The bank plans to add a second infusion of $37.5 billion into the SMCCF later.
Figures from the New York Fed show that, between mid-March and early April, the turmoil caused the volume of corporate securities deal transaction failures to double.
Life Insurers care deeply about the health of the secondary corporate bond market, because they have about $2.8 trillion of their $4.2 trillion in assets invested in corporate bonds.
Life insurance policies and annuities are, mainly, consumer-friendly financial sausages stuffed with corporate bonds, and derivatives used to keep the corporate bond stuffing fresh and tasty.
For life insurers, one risk associated with holding bonds is that the issuers could fail.
Another risk is that rating agencies could lower the bond isuers' credit ratings.
State insurance regulators try to encourage life insurers to hold the safest bonds possible.
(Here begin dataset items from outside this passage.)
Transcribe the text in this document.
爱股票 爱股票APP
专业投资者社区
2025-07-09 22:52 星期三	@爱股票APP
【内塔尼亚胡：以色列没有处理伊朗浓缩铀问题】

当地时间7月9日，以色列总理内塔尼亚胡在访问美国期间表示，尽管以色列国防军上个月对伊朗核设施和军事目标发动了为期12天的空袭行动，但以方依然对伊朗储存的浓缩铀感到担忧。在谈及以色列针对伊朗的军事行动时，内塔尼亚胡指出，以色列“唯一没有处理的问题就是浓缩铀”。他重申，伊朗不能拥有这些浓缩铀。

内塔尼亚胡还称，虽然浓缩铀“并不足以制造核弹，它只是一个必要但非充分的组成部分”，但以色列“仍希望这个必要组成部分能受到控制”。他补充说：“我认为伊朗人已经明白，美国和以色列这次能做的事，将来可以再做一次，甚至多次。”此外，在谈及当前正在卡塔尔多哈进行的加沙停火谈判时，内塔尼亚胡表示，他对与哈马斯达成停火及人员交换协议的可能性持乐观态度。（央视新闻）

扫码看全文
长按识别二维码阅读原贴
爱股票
They base the amount of bond value a life insurer can include in its risk-based capital ratio, or basic financial health indicator, on a bond's rating.
Steve Zabel, the chief financial officer at Unum Group, said last week, during a conference call the company held to go over first-quarter results with securities analysts, said that the company was happy to see news of the SMCCF coming to life.
In the first quarter, rating agencies downgraded $336 million in investment-grade securities to high-yield, or "junk bond," status, Zabel said.
That led to a $14 million increase in required capital, Zabel said.